Enfin les deux chefs, Mnesthée et Sereste, apprennent le carnage que Turnus fait des Troyens ; (9, 780) ils accourent, ils voient les leurs dispersés, et l’ennemi dans les murs. Alors Mnesthée : « Où fuyez-vous, Troyens ? où courez-vous ? quels autres remparts, quelles autres murailles que celles-ci avez-vous donc ? Un seul homme, emprisonné dans vos retranchements, aura impunément semé le carnage et la mort à travers notre ville, et précipité dans l’Orcus la fleur de nos guerriers ? Quoi ! ni votre malheureuse patrie, ni vos anciens dieux, ni le grand Énée, lâches que vous êtes, ne vous touchent ni ne vous font rougir ? »

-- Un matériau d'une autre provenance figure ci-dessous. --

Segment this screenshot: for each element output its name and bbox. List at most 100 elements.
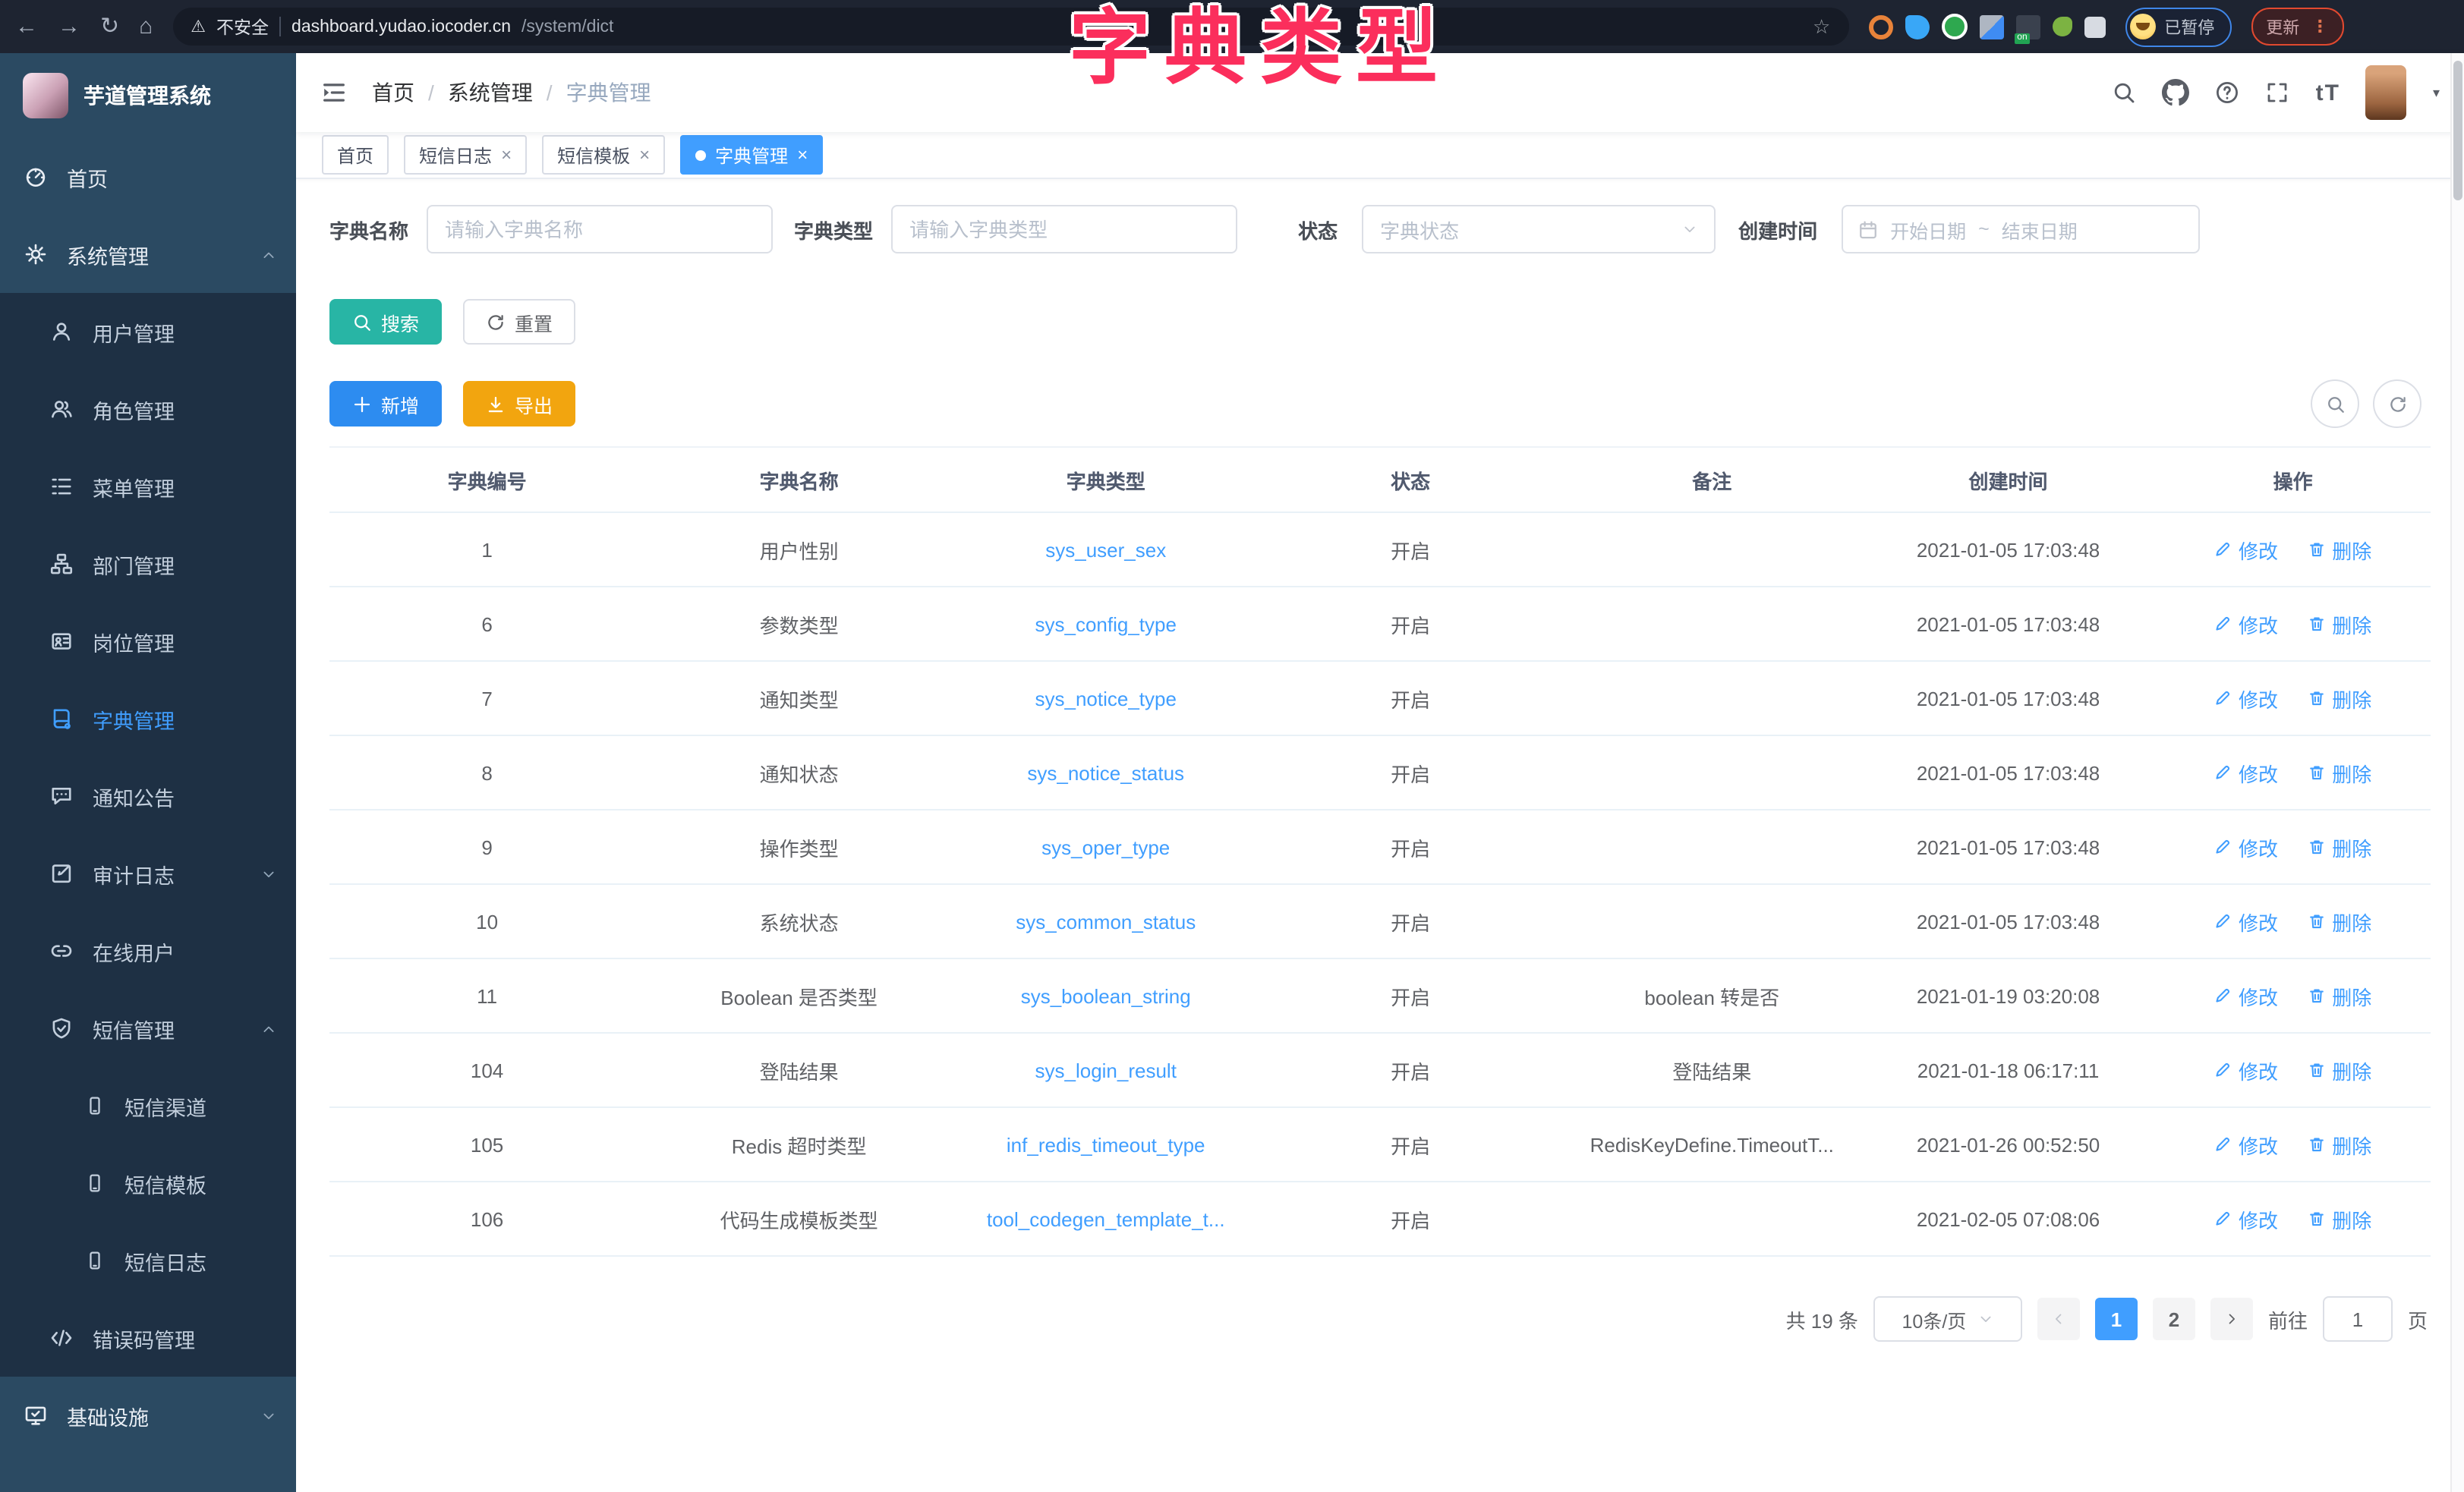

Ces paroles enflamment et raffermissent les Troyens ; ils se rallient et font tête à l’ennemi. Turnus se retire peu à peu du combat, (9, 790) gagne le fleuve, et la partie du camp que ceignent les eaux. Les Troyens tous ensemble fondent à grands cris sur lui et le pressent avec ardeur. Ainsi la troupe des chasseurs accable de ses traits un lion féroce : effrayé, mais furieux et lançant des regards terribles, l’animal recule ; sa colère et son courage l’empêchent de fuir : il voudrait, mais il ne peut, s’élancer en avant, et se faire jour à travers les dards et les chasseurs. Tel Turnus incertain recule à pas lents ; la colère bouillonne dans son cœur : deux fois il s’est jeté au milieu des ennemis ; (9, 800) deux fois il a chassé le long des remparts leurs bataillons en déroute. Mais voici que le camp tout entier se rassemble contre lui ; et la fille de Saturne n’ose plus le soutenir contre tant de bras réunis ; car Jupiter a envoyé du haut de l’Olympe Iris à sa divine épouse, pour lui porter des ordres rigoureux, si Turnus ne se hâte pas de sortir des hauts remparts du camp troyen. Le jeune guerrier lui-même a épuisé sa vaillance, il ne peut plus résister ni du bouclier ni de la main ; de tous côtés les traits l’accablent ; son casque incessamment atteint siffle autour de ses tempes, l’airain de ses armes fléchit sous la grêle des pierres ; (9, 810) son panache est renversé ; son bouclier ne suffit plus aux coups des Troyens ; la lance en main, et à leur tête, le foudroyant Mnesthée ne le laisse pas respirer ; enfin, inondé de sueur, de sang et de poussière, les flancs exténués et battus d’un souffle brûlant, d’un bond il s’élance tout armé dans le fleuve. Le Tibre le reçoit dans le sein de ses flots jaunes, le soutient sur ses eaux tranquilles ; et, après avoir lavé le sang de ses blessures, il le rend joyeux à ses compagnons.